Ve tüm bunların arasında anladım ki bunun güçle falan alakası yoktu. Güçlü biriyim, biliyorsun. Bir çok şeyle savaşabilirim. Yere düşerim, ama tekrar kalkıp beni düşürenlerin bacaklarını kırabilirim. Hayatımı hep yanlız yaşadım. Ailem bile beni umursamak istemedi. Arkadaş - Dost dediğin ise enteresan bir kavram. 20 yıllık bu yanlızlık boyunca çok sayıda çok ağır psikolojik süreçler yaşadım. Kendimi adam etmeye çalışmamın ve eğitmemin yanında bu saydığım haltlar beni o kadar sağlamlaştırdı ki.. Hayatın beni gerçek anlamda becermesi için, içindeki tüm pisliği bana yollaması lazım. Fakat, tüm bunlara rağmen senin o göğsüne çok ihtiyacım vardı. Nefesini hissetmeye. Vücudunun sıcaklığını hissetmeye. Boynuna. O kadınsı duran saçlarına. Uyuyorken yüzünün aldığı masum görüntüne. Bunlar muhtaç olduğum şeyler değildi. Bunlar benim arzularımdı. Anlıyor musun bitanem? Ve aralarında sevgiyi hisseden bütün sevgililer bunları arzuluyor.

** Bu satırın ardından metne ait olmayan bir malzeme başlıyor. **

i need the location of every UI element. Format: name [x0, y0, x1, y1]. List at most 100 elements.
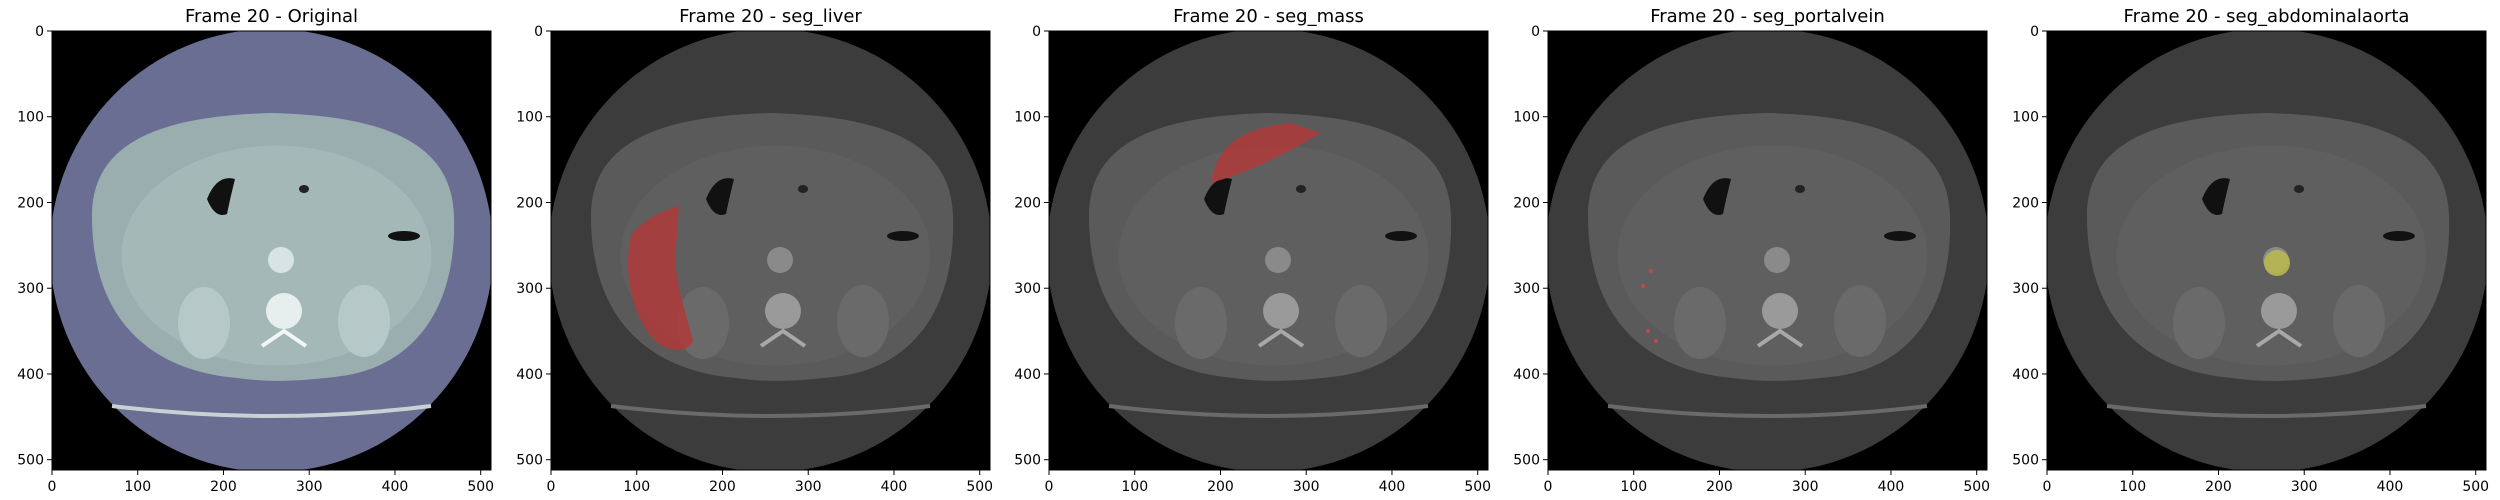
x-tick-label: 500 — [966, 479, 993, 495]
kidney-right — [1175, 287, 1227, 359]
gas-pocket — [1795, 185, 1805, 193]
gas-pocket — [798, 185, 808, 193]
y-tick-label: 0 — [2030, 24, 2039, 40]
y-tick-label: 500 — [516, 453, 543, 469]
scanner-table — [1607, 404, 1928, 418]
axes-frame — [1547, 30, 1988, 471]
x-tick-label: 0 — [1045, 479, 1054, 495]
y-tick-label: 400 — [1513, 367, 1540, 383]
spinous-process — [260, 328, 308, 348]
portalvein-segmentation — [1641, 284, 1645, 288]
kidney-left — [2333, 285, 2385, 357]
x-tick-label: 200 — [1706, 479, 1733, 495]
panel-title: Frame 20 - seg_mass — [1173, 6, 1364, 27]
axes-frame — [1048, 30, 1489, 471]
x-tick-label: 400 — [1878, 479, 1905, 495]
panel-5: Frame 20 - seg_abdominalaorta 0 100 200 300 4… — [2012, 6, 2489, 495]
gas-pocket — [2383, 231, 2415, 241]
portalvein-segmentation — [1649, 269, 1653, 273]
gas-pocket — [1703, 178, 1731, 215]
ct-image — [551, 31, 990, 470]
aorta — [767, 247, 793, 273]
gas-pocket — [1385, 231, 1417, 241]
x-tick-label: 400 — [382, 479, 409, 495]
x-tick-label: 100 — [2119, 479, 2146, 495]
y-tick-label: 100 — [2012, 110, 2039, 126]
scanner-table — [2106, 404, 2427, 418]
x-tick-label: 500 — [2462, 479, 2489, 495]
ct-image — [2047, 31, 2486, 470]
y-tick-label: 0 — [534, 24, 543, 40]
scanner-table — [1108, 404, 1429, 418]
spinous-process — [1257, 328, 1305, 348]
x-tick-label: 300 — [1293, 479, 1320, 495]
x-tick-label: 0 — [2043, 479, 2052, 495]
aorta — [1764, 247, 1790, 273]
y-tick-label: 0 — [35, 24, 44, 40]
x-tick-label: 200 — [2205, 479, 2232, 495]
spinous-process — [2255, 328, 2303, 348]
y-tick-label: 400 — [17, 367, 44, 383]
vertebra — [266, 293, 302, 329]
x-tick-label: 0 — [48, 479, 57, 495]
y-tick-label: 400 — [1014, 367, 1041, 383]
liver-segmentation — [627, 206, 693, 350]
vertebra — [765, 293, 801, 329]
gas-pocket — [207, 178, 235, 215]
spinous-process — [759, 328, 807, 348]
vertebra — [1263, 293, 1299, 329]
gas-pocket — [887, 231, 919, 241]
y-tick-label: 100 — [1513, 110, 1540, 126]
y-tick-label: 100 — [17, 110, 44, 126]
gas-pocket — [706, 178, 734, 215]
spinous-process — [1756, 328, 1804, 348]
panel-4: Frame 20 - seg_portalvein 0 100 200 300 400 50… — [1513, 6, 1990, 495]
y-tick-label: 200 — [1513, 195, 1540, 211]
x-tick-label: 200 — [709, 479, 736, 495]
y-tick-label: 500 — [2012, 453, 2039, 469]
kidney-right — [1674, 287, 1726, 359]
panel-title: Frame 20 - seg_portalvein — [1650, 6, 1885, 27]
kidney-left — [1335, 285, 1387, 357]
y-tick-label: 200 — [516, 195, 543, 211]
x-tick-label: 300 — [296, 479, 323, 495]
kidney-right — [2173, 287, 2225, 359]
gas-pocket — [299, 185, 309, 193]
gas-pocket — [1296, 185, 1306, 193]
gas-pocket — [1204, 178, 1232, 215]
y-tick-label: 0 — [1032, 24, 1041, 40]
scanner-table — [610, 404, 931, 418]
y-tick-label: 500 — [17, 453, 44, 469]
panel-title: Frame 20 - Original — [185, 6, 358, 27]
vertebra — [2261, 293, 2297, 329]
x-tick-label: 0 — [1544, 479, 1553, 495]
y-tick-label: 300 — [17, 281, 44, 297]
gas-pocket — [388, 231, 420, 241]
x-tick-label: 100 — [1620, 479, 1647, 495]
axes-frame — [51, 30, 492, 471]
y-tick-label: 500 — [1513, 453, 1540, 469]
ct-image — [52, 31, 491, 470]
aorta — [268, 247, 294, 273]
axes-frame — [550, 30, 991, 471]
x-tick-label: 300 — [2291, 479, 2318, 495]
kidney-left — [837, 285, 889, 357]
x-tick-label: 100 — [1121, 479, 1148, 495]
aorta — [1265, 247, 1291, 273]
gas-pocket — [2294, 185, 2304, 193]
y-tick-label: 100 — [516, 110, 543, 126]
panel-title: Frame 20 - seg_liver — [679, 6, 862, 27]
x-tick-label: 500 — [1963, 479, 1990, 495]
mass-segmentation — [1211, 123, 1321, 183]
x-tick-label: 400 — [881, 479, 908, 495]
x-tick-label: 100 — [124, 479, 151, 495]
ct-image — [1548, 31, 1987, 470]
vertebra — [1762, 293, 1798, 329]
kidney-left — [1834, 285, 1886, 357]
y-tick-label: 300 — [516, 281, 543, 297]
y-tick-label: 400 — [516, 367, 543, 383]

Bunların ne kadar güçlü olduğum veya olduğunuzla alakası yoktu. Çünkü asla üzerine çıkamayacağız başka bir güç içindeydiniz. Sevgi. Bu felsefi bir anlayış değil. Sevgi ve onun sağlayabilecekleri çok şiddetli bir güçtür. Neye inanıyorsunuz bilmiyorum. Fakat Tanrı bu kargaşayı kendisinin sevilmesini istediği için yarattı. Hiçbir şey yoksa sadece bu yüzden Tanrı’nın sevgiye sağladığı güç inanılmaz. Ve sırf bu yüzden sevdiğimiz yanında huzuru hissetmek binlerce yıldır bütün insanlarda içgüdüsel olarak var. Burada, Tanrı’nın kurduğu bir örgüt var. Sadece Tanrının kendi kurduğu normların kontrol ettiği. Bir şekilde sevgiye miktarı fark etmeksizin ulaşmış insanların içine girdikleri bir örgüt.

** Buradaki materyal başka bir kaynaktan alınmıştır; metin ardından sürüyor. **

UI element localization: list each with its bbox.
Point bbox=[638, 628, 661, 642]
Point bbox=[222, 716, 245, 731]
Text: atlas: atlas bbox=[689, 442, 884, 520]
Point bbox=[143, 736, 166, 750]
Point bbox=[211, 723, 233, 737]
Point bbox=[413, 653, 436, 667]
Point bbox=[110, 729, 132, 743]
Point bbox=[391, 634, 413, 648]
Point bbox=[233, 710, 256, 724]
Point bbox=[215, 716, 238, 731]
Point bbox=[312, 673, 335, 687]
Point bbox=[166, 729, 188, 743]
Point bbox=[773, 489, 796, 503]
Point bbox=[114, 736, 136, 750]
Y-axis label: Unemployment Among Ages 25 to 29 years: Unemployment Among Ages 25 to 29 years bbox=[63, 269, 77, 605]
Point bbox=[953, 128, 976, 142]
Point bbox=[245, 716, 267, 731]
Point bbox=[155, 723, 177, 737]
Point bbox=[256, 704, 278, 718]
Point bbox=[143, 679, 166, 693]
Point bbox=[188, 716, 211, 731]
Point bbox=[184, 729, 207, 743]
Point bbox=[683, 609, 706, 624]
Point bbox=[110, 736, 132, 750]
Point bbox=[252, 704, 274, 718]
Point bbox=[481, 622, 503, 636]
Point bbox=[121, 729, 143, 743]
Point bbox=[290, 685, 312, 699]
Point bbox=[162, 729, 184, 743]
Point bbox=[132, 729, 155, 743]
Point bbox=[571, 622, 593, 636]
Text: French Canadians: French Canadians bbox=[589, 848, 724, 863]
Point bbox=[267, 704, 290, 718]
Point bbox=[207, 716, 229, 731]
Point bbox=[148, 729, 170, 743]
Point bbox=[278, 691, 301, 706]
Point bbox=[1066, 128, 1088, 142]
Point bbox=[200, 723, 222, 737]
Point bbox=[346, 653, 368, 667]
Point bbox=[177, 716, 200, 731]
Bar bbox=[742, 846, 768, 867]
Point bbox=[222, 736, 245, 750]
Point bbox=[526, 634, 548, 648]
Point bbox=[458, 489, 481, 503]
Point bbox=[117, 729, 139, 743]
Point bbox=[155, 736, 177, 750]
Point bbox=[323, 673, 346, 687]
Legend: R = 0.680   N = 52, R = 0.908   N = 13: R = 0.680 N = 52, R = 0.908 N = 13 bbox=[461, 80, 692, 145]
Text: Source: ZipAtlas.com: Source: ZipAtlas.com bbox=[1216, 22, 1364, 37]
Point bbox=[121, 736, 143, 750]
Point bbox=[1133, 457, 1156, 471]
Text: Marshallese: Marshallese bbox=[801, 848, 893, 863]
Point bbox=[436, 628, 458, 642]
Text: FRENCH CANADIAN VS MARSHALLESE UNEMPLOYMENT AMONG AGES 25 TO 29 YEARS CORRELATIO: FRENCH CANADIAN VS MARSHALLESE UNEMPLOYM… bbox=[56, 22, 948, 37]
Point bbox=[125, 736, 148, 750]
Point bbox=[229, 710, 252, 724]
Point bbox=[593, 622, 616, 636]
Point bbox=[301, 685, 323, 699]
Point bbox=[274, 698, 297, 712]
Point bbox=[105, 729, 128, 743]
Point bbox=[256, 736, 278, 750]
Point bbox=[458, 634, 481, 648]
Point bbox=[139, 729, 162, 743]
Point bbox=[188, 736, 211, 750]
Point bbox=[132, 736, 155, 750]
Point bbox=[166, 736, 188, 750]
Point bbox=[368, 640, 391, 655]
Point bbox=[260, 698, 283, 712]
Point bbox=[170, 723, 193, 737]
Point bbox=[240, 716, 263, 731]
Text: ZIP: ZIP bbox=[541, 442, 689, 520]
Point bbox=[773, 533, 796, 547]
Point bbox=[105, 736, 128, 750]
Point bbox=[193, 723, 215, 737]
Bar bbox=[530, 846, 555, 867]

Tüm bunlara rağmen; dünya sevgiyle dönmüyor. Bu yüzden sevgiyi bulmak ve onu yaşamak bir lütuftur. 20 yaşındayım. Şanslıydım, hayatımda bir müddet sevgiyi ve onun saf huzurunu yaşadım. Bazı insanlar bunu yakalamak için hayatları boyunca uğraşıyorlar.

Tüm bunlar yıkıldı. Dünya dönmesi gerektiği gibi döndü.

Bende şimdi her zaman ki Mert’e geri dönüyorum.